Sofia Amaral-Garcia is a Research Fellow at i3health (Institute for Interdisciplinary Innovation in Healthcare)/ECARES at the Universitè libre de Bruxelles. Her broad research interests are in empirical law and economics, health economics, and comparative law. Sofia’s research focuses on incentives and innovation in healthcare, and how these impact the behavior of physicians or patients. Some of her projects aim at assessing how the interactions between pharmaceutical and medical device companies, and physicians, affect medical treatments, drugs’ prescriptions and firms’ strategy. Other projects concentrate on how to foster innovation in healthcare, namely in rare diseases. Her projects in law & economics focus on judicial behavior, medical malpractice, quantification of damages, and administrative courts.
Sofia has a B.A. in Economics and a Master’s in Public Policy and Administration from Nova School of Business and Economics, and a Ph.D. in Law & Economics from Erasmus University of Rotterdam/University of Bologna. She is also an external affiliate at HEDG (Health Econometrics and Data Group) University of York, and a research fellow at KU Leuven. Before joining ULB she was at DIW Berlin, New York University, ETH Zurich and Hasselt University. Sofia also advised the OECD on topics such as the efficiency of judicial systems and fighting corruption.
Lucia Dalla Pellegrina is Associate Professor of Economics at the Department of Economics, Quantitative Methods and Business Strategies (DEMS) of the University of Milano-Bicocca. She is Director of the Center for Interdisciplinary Studies in Economics, Psychology and Social Sciences (CISEPS) and member of the Center for European Studies (CefES), University of Milano-Bicocca, Research Fellow of the Baffi-Carefin Center, Bocconi University, and Associate researcher at the Center for European Research in Microfinance (CERMi), Brussels. In 2005 he received a Ph.D. in Economics from Bocconi University in 2005. Her research interests focus on credit, microfinance and empirical legal studies.
Nuno Garoupa is Professor of Law, Associate Dean for Research and Faculty Development & Faculty Director of Graduate Studies. Previously, he taught at Texas A&M University School of Law (2015-2018), University of Illinois College of Law (2007-2015), Universidade Nova de Lisboa, Portugal (2001-2007) and Universitat Pompeu Fabra, Barcelona, Spain (1998-2001). He also served as President of Fundação Francisco Manuel dos Santos, Lisbon, Portugal (2014-2016). Professor Garoupa received his PhD in Economics from the University of York (UK), also holds an LLM from the University of London (UK).
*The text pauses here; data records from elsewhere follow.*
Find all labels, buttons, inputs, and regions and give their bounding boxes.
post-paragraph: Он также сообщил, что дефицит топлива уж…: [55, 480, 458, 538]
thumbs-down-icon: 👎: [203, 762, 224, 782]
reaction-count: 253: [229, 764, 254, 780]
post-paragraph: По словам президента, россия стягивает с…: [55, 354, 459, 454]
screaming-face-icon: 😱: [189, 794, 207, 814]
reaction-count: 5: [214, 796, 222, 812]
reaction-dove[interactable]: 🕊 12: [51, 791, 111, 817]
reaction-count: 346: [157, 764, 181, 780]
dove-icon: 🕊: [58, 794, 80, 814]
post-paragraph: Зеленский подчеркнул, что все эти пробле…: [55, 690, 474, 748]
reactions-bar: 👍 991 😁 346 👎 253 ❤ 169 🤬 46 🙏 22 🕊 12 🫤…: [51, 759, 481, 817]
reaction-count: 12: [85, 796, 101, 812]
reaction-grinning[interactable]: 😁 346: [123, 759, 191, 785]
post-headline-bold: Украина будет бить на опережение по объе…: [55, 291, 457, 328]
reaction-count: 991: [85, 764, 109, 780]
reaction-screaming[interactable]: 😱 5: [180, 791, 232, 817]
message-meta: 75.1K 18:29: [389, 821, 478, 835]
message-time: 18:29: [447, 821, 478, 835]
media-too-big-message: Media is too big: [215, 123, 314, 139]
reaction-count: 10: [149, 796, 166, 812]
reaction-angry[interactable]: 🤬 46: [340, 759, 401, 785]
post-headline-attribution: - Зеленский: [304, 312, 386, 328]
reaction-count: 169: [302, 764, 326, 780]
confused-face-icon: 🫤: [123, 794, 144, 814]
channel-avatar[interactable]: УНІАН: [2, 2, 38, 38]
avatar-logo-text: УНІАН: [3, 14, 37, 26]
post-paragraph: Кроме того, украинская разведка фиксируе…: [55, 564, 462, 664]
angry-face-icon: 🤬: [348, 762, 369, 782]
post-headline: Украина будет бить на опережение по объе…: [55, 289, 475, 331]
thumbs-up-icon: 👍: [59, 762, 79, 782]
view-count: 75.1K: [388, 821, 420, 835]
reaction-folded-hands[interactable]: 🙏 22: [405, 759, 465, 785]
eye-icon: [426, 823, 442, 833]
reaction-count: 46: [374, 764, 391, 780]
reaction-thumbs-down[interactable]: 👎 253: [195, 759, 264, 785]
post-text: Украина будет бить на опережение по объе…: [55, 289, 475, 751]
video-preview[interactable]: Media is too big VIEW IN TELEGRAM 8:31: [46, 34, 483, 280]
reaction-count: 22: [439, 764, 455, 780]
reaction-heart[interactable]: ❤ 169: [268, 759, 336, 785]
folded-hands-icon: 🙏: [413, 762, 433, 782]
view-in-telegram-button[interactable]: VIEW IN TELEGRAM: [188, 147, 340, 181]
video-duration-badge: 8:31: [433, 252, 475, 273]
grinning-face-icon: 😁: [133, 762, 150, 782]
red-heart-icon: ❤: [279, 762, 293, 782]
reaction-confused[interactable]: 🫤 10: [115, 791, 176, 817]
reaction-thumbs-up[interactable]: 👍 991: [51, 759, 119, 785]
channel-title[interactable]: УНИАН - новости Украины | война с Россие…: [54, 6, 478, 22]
He has a long established research interest in the economics of law and legal institutions, empirical legal studies and comparative judicial politics. He has served as President of the Spanish Association of Law and Economics (2017-2021), Vice-President of the European Association of Law and Economics (2004-2007), Member of the Boards of the International Society for New Institutional Economics (2006-2009) and of the Latin America and Caribbean Law and Economics Association (2009-2011), and co-editor of the Review of Law and Economics (2004-2010) and of the International Review of Law and Economics (2012-2020). He has been awarded the Spanish Julián Marías Research Prize (2010) and the NSF Award in Law and Social Science (2017) for a conference project on “Facilitating Empirical Studies of Judicial Behavior on Constitutional Courts from a Comparative Perspective.”
Veronica Grembi is an Associate Professor of Economics at the State University of Milan, Department of Economics, where she landed after working as Assistant Professor at the Copenhagen Business School and Associate Professor at the University of Reggio Calabria. Her main fields of interest are health economics, political economy, and public economics. By applying quasi-experimental identification strategies, she has addressed different research questions about legal rules in the healthcare sector (e.g., medical malpractice), cost allocation in the litigation process, public policies on the decisions of subnational governments (e.g., fiscal rules), and political bias in the judicial decision making process (e.g., Constitutional Courts). More recently, she has been working on the role of patients in affecting medical treatment selection and the migration of physicians within Europe. She has been granted a Fulbright Scholarship (cohort 2019/20) to visit the CHW.
Rok Spruk is Assistant Professor at the School of Economics and Business, University of Ljubljana. Prior to assistant professorship, he completed the post-doctoral research fellowship at the School of Economics and Business (University of Ljubljana). In 2016, he completed the PhD in quantitative economic history under the supervision of prof. dr. Jan Luiten van Zanden, and was a research assistant at the Department of Economic and Social History at Utrecht University. In 2020, he was a visiting assistant professor at the University of Western Australia. His research on institutional transformation and the origins of world income distribution was named as one of the most influential articles on institutions and economic development by Edward Elgar. His research interests include new institutional economics, economic growth and development, applied econometrics, and economic history. He is a member of Econometric Society, American Economic Association, Austrian Society for New Institutional Economics and Society for Empirical Legal Studies.